Lots of good stuff here, but it falls into a different trap, I think, than the common AI-safety trap of refusing public and political engagement. A lot of the strategies discussed in the article, if scaled up and intertwined with AI safety more deeply, risk turning the fight to stop the AI race into an explicitly politically polarized issue. We need to engage not just the left, but also the right. I'll be writing more about this soon, hopefully in the next week or two, but this is not an impossible task, far from it. Both mass disemployment/perma-UBI with no means to better your own situation through your own hard work, and x-risk itself, are very powerful horrors to especially the populist/MAGA right if framed in their own languages and their own priorities rather than making it seem like just one new piece of a broader lefty-activist omnicause, as well as avoiding falling into certain very avoidable traps. Much more on this and other topics here: https://connorsscratchpad.substack.com/p/strategic-considerations-for-pausing

This is especially true given the current administration. A purely lefty movement is not going to move a right wing administration. In my linked essay above I talked about how the mass MAGA participation in the pushback against Mike Lee's land sale efforts was crucial.

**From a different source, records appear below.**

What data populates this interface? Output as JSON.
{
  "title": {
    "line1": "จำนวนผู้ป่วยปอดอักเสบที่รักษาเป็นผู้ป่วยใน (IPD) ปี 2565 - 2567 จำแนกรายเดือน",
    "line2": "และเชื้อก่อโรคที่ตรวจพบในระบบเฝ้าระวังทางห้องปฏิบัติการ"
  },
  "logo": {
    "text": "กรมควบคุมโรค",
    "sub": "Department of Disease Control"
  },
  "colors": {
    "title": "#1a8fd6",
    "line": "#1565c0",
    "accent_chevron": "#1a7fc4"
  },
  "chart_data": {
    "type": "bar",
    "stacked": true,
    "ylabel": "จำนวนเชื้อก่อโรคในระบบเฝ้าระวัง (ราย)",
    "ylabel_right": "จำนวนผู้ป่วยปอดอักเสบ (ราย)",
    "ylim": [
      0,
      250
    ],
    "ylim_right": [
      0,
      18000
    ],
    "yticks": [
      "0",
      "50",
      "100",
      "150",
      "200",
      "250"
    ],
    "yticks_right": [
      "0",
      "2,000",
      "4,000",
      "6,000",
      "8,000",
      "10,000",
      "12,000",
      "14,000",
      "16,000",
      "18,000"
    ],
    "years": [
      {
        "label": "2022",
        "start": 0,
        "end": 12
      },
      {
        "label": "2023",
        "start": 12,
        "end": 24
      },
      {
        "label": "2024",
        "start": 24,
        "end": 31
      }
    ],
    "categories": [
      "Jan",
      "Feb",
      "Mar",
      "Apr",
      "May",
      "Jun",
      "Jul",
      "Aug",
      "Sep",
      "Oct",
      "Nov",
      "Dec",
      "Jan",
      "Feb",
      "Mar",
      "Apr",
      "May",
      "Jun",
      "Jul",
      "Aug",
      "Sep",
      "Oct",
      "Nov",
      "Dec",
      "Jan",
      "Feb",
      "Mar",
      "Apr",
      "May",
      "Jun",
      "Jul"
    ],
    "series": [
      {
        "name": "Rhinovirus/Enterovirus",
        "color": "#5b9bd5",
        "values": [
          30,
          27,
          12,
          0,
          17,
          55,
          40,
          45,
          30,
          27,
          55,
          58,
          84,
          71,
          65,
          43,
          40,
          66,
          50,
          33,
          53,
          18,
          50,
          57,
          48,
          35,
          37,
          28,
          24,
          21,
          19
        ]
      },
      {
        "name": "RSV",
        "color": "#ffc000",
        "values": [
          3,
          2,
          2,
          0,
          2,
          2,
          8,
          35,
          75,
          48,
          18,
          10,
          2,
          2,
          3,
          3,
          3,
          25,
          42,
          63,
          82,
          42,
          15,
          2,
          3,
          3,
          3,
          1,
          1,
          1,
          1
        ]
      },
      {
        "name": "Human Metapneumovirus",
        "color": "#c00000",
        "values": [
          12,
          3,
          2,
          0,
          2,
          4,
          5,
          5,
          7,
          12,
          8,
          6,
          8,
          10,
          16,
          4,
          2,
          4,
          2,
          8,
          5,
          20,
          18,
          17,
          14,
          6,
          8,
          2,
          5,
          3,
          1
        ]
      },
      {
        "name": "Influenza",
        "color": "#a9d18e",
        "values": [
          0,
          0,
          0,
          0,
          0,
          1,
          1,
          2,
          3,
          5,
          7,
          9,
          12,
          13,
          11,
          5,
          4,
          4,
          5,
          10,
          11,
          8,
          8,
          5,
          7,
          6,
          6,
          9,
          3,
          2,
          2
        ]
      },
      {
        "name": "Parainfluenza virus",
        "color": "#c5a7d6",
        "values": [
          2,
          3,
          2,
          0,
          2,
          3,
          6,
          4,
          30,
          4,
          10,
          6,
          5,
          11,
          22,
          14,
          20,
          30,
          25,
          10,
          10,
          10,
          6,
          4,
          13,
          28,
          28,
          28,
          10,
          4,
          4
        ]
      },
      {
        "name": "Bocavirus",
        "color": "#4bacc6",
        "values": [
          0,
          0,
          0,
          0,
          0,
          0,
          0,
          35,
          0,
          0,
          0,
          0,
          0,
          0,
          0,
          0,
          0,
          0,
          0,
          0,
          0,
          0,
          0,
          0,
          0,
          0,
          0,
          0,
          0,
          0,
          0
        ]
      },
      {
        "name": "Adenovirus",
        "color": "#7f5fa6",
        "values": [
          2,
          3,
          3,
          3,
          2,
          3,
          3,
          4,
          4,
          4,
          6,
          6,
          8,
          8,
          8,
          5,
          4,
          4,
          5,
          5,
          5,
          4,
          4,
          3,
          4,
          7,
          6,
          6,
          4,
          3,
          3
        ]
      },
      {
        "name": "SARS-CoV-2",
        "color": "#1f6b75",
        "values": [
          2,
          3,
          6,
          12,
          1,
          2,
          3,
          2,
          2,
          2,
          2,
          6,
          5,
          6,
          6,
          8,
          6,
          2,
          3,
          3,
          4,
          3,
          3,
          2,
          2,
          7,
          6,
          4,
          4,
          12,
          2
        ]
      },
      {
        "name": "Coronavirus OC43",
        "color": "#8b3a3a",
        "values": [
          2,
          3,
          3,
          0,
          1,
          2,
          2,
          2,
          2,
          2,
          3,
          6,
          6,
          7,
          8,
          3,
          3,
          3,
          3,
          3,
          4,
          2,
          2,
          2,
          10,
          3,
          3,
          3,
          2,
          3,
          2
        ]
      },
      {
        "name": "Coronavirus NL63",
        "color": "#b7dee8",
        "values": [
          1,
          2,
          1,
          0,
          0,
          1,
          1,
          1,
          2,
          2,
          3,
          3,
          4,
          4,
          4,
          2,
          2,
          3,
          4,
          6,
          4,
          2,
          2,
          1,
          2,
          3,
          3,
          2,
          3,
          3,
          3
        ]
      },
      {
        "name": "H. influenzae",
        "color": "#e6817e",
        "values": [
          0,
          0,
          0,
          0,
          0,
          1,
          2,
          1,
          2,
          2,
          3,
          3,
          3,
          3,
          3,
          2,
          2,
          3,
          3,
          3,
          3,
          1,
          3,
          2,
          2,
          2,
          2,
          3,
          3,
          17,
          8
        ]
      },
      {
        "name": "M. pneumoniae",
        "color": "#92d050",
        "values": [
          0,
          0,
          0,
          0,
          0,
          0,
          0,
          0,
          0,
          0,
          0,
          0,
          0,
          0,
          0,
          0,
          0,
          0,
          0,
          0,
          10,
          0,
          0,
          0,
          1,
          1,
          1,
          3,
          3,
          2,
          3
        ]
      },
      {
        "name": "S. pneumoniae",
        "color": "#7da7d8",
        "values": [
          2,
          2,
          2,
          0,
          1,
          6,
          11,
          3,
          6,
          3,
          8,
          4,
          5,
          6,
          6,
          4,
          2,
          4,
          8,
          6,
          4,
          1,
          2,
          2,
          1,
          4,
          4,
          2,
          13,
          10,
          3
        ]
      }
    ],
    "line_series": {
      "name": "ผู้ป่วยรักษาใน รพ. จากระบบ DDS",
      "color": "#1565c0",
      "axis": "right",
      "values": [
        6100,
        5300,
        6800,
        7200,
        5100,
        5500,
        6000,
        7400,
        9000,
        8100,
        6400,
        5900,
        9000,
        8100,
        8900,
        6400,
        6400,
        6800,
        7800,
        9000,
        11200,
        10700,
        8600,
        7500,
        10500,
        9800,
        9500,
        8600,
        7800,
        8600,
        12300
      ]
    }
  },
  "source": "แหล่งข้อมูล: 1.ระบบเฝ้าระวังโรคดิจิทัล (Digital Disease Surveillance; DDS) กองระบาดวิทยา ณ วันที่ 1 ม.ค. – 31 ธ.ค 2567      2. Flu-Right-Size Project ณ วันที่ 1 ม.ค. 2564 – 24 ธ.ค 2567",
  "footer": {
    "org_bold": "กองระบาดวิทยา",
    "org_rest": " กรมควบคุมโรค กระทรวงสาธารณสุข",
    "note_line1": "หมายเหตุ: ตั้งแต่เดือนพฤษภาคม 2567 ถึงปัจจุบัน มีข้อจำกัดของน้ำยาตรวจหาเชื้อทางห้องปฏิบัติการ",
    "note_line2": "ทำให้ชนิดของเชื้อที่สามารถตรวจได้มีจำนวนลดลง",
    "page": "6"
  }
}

Geoffrey Miller has also written on this, on X and elsewhere, much more eloquently than myself.

Matthew Milone's avatar

This op-ed has several problems that stem from either a conflation between AI safety and AI governance (the latter of which is much broader), or a failure to take existential AI risks seriously.

The section "Who's Missing" contains both of these mistakes. For example, the second paragraph implies that unemployed people deserve more representation within AI safety advocacy. Why? I understand that gen-AI screwed up the job market, but that's not a *safety* problem; it's a governance problem.

The section also recommends "centering the most impacted", but that doesn't make sense as a response to an extinction threat, which maximally impacts everyone. This universality also applies to lesser concerns, including unemployment. The ILO report claims that >70% of jobs have no exposure to automation, but that's ridiculous to anyone who takes ASI seriously. AI is coming for everyone's job, regardless of one's race or sex. (Tangential observation: the ILO report's so-called "global" data excludes the U.S.A., Canada, Australia, and New Zealand.)

Contrary to a different part of the op-ed, loss-of-control and gradual disempowerment are not extensions of power concentration, and loss-of-control certainly isn't a an extension of job displacement. A loss-of-control scenario involves an AI acting against its overseers. This is another conflation between AI safety and AI governance.

https://securityandtechnology.org/virtual-library/report/ai-loss-of-control-risk-indications-warning/

Regarding the critique that AI safety advocacy relies on overly theoretical arguments: that may have been true two years ago, when the survey was taken, but it's not true anymore. Both Anthropic and independent organizations, such as Redwood Research, have concretely demonstrated the problems that early AI safety researchers warned about.